Re-arrest of "deserter" sparks civil liberties fears

By staff writers
12 Nov 2009

A British soldier who refused to return to Afghanistan after developing a principled opposition to the war, has been re-arrested and charged with five more offences following his part in an anti-war demonstration.

While details of the charges remain unclear, the re-arrest of Joe Glenton has raised fears over the abuse of civil liberties, and in particular the freedom to protest.

Glenton participated in an anti-war protest in London on 24 October.

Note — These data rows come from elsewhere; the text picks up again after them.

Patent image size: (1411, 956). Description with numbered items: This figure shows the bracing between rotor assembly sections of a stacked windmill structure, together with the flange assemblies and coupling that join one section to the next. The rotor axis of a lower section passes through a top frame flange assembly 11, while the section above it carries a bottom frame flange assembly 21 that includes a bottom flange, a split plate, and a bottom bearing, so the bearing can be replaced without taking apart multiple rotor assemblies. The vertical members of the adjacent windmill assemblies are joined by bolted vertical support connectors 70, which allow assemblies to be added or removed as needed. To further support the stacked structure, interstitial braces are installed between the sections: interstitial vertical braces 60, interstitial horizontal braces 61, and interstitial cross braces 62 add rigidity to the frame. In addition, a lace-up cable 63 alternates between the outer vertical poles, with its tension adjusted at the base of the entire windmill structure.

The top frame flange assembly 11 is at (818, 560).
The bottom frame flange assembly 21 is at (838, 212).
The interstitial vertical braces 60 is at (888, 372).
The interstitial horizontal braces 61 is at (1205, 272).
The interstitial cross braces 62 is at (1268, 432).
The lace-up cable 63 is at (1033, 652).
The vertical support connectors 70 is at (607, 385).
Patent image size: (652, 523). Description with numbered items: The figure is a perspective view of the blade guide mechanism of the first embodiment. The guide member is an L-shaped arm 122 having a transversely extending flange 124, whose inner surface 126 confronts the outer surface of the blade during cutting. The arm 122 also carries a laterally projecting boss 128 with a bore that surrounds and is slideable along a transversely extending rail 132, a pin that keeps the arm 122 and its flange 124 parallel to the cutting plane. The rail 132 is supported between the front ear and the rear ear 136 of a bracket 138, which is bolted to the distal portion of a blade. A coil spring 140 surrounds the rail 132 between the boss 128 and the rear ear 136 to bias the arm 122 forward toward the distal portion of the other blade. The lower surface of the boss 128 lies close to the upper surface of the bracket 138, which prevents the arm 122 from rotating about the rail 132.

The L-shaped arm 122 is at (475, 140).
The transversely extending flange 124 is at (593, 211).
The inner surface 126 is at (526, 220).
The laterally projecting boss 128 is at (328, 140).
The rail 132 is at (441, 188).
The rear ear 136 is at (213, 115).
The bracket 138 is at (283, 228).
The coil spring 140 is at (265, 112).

It is thought that the charges brought in the light of this include “refusal to obey a lawful order” and speaking to the media without permission.

He already faces up to four years in prison if found guilty of 'desertion' and it is reported that the new charges could bring up to ten years on top of that.

UK law allows the armed forces to require their employees to sign contracts that commit them to several years' work, with no recognition of the right to give notice and leave, as is required of almost every other employer.

“This is about the persecution of a soldier who believes in telling the truth in accordance with his conscience,” said Lindsey German of the Stop the War Coalition, “He is saying what the majority of the population believe — that this war is unwinnable and immoral.”

Further evidence of public opposition to war emerged yesterday (11 November), with a poll in the Independent showing that only 21 per cent of the population believe that the presence of British troops in Afghanistan is decreasing the threat of terrorism in the UK. In contrast, 46 per cent believe that the troops' presence is in reality increasing the threat.

The news is likely to come as a blow to both government and opposition politicians who have been relying on national security arguments as the main justification for the war.